Wicked Waffle downtown
By Tim Carman
Wednesday, Sept. 7, 2011
With each name that Thierry Jugnet drops - Paul Bocuse, Alain Chapel, Yannick Cam, all early employers - my confusion only deepens about Jugnet's new Wicked Waffle in downtown Washington. This formally trained chef from Lyon who rubbed elbows with culinary greats has opened a shop in which every sandwich is served on a waffle. Hmm; don't they beat chefs with copper pots in France for lesser crimes?
The way Jugnet explains it, waffles share two vital characteristics with baguettes, brioches and other breads used for sandwiches in his home country: They're both hot and fresh. His dimpled darlings just happen to be hot and fresh from a high-heat waffle iron. As Jugnet says, customers can go from "batter to sandwich in a minute," which would probably set a lunch-counter speed record - if it were always true. I timed my last trip, and it took more than five minutes.
Frankly, I didn't care.

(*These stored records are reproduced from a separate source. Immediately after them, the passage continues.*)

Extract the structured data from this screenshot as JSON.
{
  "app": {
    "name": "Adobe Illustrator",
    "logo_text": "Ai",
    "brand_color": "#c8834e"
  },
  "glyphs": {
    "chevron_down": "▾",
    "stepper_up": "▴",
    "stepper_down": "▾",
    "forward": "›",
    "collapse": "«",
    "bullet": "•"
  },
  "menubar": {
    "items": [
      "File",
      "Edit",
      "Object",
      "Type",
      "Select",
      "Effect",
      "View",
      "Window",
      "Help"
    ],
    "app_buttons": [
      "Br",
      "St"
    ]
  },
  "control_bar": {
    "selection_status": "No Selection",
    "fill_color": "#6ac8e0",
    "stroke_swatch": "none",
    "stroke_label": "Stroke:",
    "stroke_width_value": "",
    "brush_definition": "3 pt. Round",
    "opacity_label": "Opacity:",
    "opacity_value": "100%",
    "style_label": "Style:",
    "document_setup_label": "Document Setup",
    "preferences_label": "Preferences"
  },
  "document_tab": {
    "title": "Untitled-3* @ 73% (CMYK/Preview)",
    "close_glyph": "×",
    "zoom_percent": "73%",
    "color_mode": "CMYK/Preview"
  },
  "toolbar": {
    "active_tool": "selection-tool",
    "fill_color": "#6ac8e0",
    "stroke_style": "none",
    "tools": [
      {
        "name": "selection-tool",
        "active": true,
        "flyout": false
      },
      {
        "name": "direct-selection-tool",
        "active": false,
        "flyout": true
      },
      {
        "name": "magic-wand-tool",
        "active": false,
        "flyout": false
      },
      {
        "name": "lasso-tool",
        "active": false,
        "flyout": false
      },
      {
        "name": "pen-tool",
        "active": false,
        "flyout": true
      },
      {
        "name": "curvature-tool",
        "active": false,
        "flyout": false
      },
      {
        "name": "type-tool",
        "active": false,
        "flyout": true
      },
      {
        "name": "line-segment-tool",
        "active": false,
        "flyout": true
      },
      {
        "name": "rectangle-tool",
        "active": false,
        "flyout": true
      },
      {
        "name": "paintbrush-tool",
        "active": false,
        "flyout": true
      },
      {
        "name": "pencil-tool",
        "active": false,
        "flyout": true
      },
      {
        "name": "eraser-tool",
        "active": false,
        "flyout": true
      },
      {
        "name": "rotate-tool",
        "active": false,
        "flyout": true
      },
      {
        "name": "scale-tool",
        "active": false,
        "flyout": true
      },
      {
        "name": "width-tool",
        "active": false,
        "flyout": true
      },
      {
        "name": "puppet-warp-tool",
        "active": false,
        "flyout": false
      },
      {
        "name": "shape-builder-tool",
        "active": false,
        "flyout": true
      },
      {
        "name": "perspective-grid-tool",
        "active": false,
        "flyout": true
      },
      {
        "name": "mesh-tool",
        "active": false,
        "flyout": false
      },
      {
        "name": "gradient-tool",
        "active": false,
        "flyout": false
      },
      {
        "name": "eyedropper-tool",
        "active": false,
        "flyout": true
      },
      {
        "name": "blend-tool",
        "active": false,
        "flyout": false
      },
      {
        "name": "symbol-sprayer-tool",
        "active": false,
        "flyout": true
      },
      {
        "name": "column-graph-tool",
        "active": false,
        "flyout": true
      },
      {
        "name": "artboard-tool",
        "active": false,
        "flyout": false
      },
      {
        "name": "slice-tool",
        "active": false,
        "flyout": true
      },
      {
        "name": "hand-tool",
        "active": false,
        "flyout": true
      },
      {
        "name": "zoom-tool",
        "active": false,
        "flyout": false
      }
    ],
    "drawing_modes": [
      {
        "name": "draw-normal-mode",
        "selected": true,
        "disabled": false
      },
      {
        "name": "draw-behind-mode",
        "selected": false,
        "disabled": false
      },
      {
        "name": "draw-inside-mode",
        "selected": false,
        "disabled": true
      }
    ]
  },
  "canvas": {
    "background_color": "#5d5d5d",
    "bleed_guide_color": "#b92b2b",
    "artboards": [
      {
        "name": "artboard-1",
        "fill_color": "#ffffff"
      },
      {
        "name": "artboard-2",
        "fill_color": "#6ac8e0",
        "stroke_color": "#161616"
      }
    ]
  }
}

Speed is overrated, especially when it comes to producing good food, which Wicked Waffle does (but with an asterisk, which I'll explain).
The idea for the to-go joint grew out of Jugnet's full-service Mosaic Cuisine and Cafe in Rockville, which has developed a following for its daily brunch-lunch menu that similarly dares to stretch the limits of its barely sweetened batter. Of course, diners at Mosaic can order their sandwiches on commonly recognized breadstuffs, too.
Not so at Wicked Waffle, where batter is king (and the king is not buried in butter and syrup). I have to admit I would have preferred a chewier bread for my grilled ham and cheese croque monsieur ($7.75); the airy waffle is too polite and pliable, offering easy access to the inner ingredients with barely a hint of the sandwich's signature crunch.
That is why I suggest an asterisk. Wicked's stuff is good (maybe even great) to go within, say, a four-block radius of the store. Why? The waffles degrade quickly, despite some rice flour in the batter to better absorb the inevitable moisture in the take-away clamshell.
But if you eat them hot off the iron, these Belgian-waffle "bread" slices transform the routine slog of sandwich eating. The light waffle crunch almost levitates a typically dense and plodding grilled cheese ($5.75). Same for the rare roast beef and Swiss sandwich ($8.75) , which adopts a refined air when cloaked in these fragile slices. The egg-based breakfast sandwiches ($4.50 to $5.75), with their layer of lightly cooked curds, are particularly designed for the delicate crispness of the waffle. An English muffin suddenly seems as brutish as a rugby match.
Wicked's inventiveness doesn't end at the waffle iron. Jugnet has developed a line of "soups to sip," thin liquids to drink from travel cups. I suspect that this concept, for some at least, might be even harder to swallow than a waffle-based sandwich.